On parlait tout à l’heure du retour d’un cinéma engagé y compris au niveau de questions sociétales. C’est ce que vous produisez, puisque Anatomie d’une chute est aussi un film sur la condition des femmes aujourd’hui. C’est la voie que doit suivre le cinéma pour se différencier du divertissement de masse?
J’espère qu’on va tous se retrousser les manches. Le cinéma m’a élevée, m’a éduquée, m’a fait grandir. Il sert à se forger une idée du monde. Comment on le traverse, comment on peut agir dessus, comment on peut s’engager, comment on peut regarder l’autre, comment on peut accueillir la différence… C’est comme ça qu’on peut faire le lien avec le public.

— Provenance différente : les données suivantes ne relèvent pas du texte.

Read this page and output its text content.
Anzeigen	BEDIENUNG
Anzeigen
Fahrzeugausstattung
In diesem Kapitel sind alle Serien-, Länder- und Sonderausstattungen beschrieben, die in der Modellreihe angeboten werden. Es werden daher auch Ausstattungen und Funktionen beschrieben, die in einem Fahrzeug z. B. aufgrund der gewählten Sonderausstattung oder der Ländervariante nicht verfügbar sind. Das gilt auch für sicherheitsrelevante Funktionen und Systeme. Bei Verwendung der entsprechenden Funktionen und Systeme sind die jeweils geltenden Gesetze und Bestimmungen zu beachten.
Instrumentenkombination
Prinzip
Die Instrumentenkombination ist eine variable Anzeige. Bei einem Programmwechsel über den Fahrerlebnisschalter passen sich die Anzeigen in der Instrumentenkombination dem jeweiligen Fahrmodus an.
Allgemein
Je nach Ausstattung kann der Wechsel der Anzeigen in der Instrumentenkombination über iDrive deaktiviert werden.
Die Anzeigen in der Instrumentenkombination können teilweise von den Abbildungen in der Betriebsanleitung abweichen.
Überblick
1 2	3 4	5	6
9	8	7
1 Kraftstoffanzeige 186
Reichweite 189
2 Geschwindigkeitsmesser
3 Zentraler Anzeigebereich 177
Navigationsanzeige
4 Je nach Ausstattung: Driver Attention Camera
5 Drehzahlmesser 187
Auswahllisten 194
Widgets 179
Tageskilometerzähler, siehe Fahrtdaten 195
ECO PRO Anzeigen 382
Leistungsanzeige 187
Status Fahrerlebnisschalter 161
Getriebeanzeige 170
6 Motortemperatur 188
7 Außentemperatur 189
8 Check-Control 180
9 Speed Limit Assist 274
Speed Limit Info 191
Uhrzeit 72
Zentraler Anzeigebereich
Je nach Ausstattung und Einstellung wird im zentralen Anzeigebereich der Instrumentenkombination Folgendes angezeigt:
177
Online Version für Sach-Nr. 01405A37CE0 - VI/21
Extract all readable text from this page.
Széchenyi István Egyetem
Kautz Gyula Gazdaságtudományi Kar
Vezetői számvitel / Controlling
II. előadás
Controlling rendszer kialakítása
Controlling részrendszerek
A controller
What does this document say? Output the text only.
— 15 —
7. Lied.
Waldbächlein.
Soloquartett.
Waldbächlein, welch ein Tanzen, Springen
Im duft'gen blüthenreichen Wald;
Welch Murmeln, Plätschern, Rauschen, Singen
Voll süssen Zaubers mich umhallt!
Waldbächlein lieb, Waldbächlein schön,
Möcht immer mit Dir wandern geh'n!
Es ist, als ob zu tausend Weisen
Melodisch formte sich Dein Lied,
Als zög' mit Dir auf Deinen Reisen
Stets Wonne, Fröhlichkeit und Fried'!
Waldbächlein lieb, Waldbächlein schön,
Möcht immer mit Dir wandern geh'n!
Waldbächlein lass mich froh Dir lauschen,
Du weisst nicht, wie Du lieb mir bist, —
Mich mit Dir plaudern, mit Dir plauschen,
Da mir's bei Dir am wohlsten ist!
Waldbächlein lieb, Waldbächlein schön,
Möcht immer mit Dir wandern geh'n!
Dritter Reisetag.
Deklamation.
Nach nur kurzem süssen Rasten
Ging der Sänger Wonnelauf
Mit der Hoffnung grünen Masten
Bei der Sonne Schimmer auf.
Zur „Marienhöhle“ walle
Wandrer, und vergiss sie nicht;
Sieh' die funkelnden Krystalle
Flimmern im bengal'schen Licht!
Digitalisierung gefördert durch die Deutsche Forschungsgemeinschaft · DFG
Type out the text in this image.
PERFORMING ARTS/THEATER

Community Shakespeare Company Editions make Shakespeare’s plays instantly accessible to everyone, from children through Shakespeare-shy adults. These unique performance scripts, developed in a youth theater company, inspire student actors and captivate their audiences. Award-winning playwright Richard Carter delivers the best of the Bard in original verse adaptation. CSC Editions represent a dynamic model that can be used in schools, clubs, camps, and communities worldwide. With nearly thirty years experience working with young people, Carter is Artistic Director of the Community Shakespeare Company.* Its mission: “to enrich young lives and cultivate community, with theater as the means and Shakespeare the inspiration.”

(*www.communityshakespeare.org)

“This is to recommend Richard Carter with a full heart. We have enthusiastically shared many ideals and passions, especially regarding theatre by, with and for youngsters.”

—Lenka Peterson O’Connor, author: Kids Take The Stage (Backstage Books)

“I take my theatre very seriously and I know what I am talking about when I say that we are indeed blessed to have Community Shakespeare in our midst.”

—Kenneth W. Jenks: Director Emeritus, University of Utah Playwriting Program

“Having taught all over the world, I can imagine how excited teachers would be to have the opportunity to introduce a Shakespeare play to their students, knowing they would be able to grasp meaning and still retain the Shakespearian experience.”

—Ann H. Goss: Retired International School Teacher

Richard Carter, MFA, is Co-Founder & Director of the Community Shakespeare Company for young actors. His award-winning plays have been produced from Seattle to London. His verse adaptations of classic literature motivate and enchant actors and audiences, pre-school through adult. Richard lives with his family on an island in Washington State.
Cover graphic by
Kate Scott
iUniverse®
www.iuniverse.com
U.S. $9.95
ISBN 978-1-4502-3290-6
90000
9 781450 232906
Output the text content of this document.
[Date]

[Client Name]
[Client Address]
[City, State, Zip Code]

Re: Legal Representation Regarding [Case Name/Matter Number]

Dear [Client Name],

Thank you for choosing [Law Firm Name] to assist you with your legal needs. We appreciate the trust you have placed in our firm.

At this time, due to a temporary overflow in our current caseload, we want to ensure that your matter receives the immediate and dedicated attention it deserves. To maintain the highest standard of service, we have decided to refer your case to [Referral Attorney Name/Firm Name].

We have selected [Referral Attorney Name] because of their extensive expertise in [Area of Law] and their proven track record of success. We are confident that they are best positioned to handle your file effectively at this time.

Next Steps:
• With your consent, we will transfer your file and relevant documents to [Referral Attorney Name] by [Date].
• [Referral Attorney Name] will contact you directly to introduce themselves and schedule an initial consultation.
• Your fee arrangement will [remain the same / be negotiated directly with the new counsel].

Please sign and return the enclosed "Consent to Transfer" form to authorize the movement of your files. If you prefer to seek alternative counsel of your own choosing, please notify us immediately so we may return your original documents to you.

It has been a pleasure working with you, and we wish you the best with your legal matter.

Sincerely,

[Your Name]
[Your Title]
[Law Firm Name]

Quels sont les récits que vous avez en projet, hormis le film de science-fiction de Robin Campillo?
Une coproduction avec Jean-Louis Livi : l’adaptation d’un roman de Laurent Mauvignier, Histoires de la nuit, par Léa Mysius. Il est en cours d’écriture. Pour la première fois, je fais un film d’animation co-réalisé par Gilles Marchand. Un film familial autour d’une enfant sauvage qui a réellement existé, Marie-Angélique Le Blanc. Là aussi, parce que ce genre de production est longue et difficile, je vais m’associer à un studio d’animation. Ça peut-être un gros groupe pour assurer la production déléguée, ce qui me rassurerait un peu. Actuellement il y a le film de Claire Burger, en post-production [Langue étrangère, ndlr]. C’est l’histoire de deux adolescentes lors d’un échange linguistique franco-allemand. Chiara Mastroianni et Nina Hoss incarnent les mères, respectivement pour la France et pour l’Allemagne. Et puis il y a le prochain Laurent Cantet et une série documentaire sur l’aventure du quotidien Libération… Et je co-produirai avec les Canadiens le prochain film de Monia Chokri qui se tournera en France. C’est un nouveau territoire qui s’ouvre. J’ai adoré Simple comme Sylvain à Cannes et la rencontre a été facile et évidente avec ses producteurs.
Mais ça fait beaucoup plus que deux films par an là…
(rires) J’ai un peu accéléré. Mais je pense que le prochain ne se tournera pas avant l’année prochaine. Là je suis dans une facette de mon métier qui est le développement.
Finalement, vous ne regrettez pas d’avoir emprunter pour racheter Les films de Pierre?
Pas du tout. Bien au contraire. J’ai encore plein de choses à faire, à apprendre. Je ne suis pas encore lassée de mon métier.